Spherical nucleic acids (SNAs) are a type of DNA nanostructure comprised of a dense arrangement of spherically-oriented oligonucleotides. Their enhanced affinity to nucleic acid targets, improved cellular uptake and nuclease resistance enable their application in sensing and therapeutics. The density, length and spatial alignment of oligos affect the binding affinity of a SNA, but simply increasing the density or length will not necessarily improve the target binding or affinity advantage. Approaches that further boost the affinity of SNAs are highly desirable for genetic-based therapeutic and diagnostic applications.

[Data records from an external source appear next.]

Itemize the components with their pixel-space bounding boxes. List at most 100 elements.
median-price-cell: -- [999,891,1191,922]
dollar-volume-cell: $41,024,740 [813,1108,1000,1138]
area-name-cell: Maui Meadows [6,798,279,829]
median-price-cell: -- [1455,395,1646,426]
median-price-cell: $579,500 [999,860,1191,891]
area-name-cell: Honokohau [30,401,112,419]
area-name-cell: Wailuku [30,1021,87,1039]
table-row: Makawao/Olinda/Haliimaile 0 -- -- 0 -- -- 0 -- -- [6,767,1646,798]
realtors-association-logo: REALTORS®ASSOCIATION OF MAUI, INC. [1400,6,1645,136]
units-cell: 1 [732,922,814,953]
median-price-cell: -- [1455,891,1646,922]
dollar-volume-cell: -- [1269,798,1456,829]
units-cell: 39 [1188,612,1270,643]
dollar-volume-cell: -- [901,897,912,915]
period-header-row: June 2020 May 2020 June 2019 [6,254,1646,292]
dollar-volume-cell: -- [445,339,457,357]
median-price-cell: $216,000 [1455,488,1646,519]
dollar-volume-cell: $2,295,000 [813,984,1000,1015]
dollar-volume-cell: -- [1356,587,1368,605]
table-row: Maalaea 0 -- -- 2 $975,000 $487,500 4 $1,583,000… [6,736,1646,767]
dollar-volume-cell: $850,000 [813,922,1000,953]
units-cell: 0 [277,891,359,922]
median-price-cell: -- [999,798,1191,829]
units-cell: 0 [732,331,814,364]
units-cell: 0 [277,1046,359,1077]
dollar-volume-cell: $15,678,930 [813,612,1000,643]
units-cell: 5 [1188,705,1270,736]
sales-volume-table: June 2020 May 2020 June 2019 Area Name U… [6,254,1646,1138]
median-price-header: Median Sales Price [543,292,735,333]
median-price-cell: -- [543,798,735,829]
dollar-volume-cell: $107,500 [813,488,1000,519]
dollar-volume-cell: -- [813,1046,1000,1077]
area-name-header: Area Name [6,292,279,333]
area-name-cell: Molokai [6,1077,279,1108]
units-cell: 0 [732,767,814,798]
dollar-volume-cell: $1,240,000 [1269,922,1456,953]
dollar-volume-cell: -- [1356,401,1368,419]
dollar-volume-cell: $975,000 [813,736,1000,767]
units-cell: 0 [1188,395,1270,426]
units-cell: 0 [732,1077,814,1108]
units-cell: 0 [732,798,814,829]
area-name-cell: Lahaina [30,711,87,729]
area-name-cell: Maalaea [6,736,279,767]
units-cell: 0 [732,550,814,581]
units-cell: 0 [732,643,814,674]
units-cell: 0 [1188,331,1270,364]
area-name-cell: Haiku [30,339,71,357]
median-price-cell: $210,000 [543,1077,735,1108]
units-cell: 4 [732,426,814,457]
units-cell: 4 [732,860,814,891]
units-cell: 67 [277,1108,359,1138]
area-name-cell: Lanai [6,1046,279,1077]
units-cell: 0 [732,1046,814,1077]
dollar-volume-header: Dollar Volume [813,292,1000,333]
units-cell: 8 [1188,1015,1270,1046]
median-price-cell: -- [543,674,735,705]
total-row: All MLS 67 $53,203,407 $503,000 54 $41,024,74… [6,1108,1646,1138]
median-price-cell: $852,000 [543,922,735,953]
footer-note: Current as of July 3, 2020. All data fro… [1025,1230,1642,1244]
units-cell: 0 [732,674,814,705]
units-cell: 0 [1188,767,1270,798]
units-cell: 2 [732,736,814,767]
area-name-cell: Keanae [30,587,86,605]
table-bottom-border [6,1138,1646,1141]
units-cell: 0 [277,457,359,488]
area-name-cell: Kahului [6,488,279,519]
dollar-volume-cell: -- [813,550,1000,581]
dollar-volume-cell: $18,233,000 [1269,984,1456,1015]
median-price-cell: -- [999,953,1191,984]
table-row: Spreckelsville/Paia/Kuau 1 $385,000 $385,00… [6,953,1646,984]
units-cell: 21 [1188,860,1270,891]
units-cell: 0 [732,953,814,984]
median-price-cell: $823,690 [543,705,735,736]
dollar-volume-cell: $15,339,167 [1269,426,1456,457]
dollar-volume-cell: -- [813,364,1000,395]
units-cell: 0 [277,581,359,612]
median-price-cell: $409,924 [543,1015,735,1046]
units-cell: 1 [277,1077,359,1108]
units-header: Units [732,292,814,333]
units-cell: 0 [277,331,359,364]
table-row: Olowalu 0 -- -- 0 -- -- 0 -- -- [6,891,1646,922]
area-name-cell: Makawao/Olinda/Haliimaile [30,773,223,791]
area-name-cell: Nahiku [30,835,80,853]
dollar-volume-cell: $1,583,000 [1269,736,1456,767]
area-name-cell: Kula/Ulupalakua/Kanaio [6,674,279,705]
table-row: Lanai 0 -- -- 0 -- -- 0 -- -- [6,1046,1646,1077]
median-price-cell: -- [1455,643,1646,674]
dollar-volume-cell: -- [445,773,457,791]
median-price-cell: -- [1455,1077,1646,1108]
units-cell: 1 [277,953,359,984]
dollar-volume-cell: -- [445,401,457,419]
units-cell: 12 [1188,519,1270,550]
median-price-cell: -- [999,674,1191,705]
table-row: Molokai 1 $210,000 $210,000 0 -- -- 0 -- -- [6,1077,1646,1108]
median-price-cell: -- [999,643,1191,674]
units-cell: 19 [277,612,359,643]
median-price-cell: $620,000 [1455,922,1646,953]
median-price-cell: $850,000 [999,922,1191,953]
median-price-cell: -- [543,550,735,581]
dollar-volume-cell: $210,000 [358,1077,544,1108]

Inventors have developed a method to control the position of a series of unique oligonucleotides on the nanoparticle surface to enable effective multivalent binding to a DNA target. This new method to engineer spherical nucleic acids, the integration of molecular printing and heteromultivalency into nucleic acid nanostructures, massively improves their affinity to targets and offers an approach to bind long nucleic acid targets (~90 nt) with high affinity. This approach to engineering spherical nucleic acids presents many possible applications for therapeutics and diagnostics including molecular diagnostics, CNS drug nanoparticles, intracellular gene regulation and intracellular probe.
A molecular printing method has been developed.
Publication: Deal, B. R. et al. (2020). J. Am. Chem. Soc., 142(21), 9653-9660.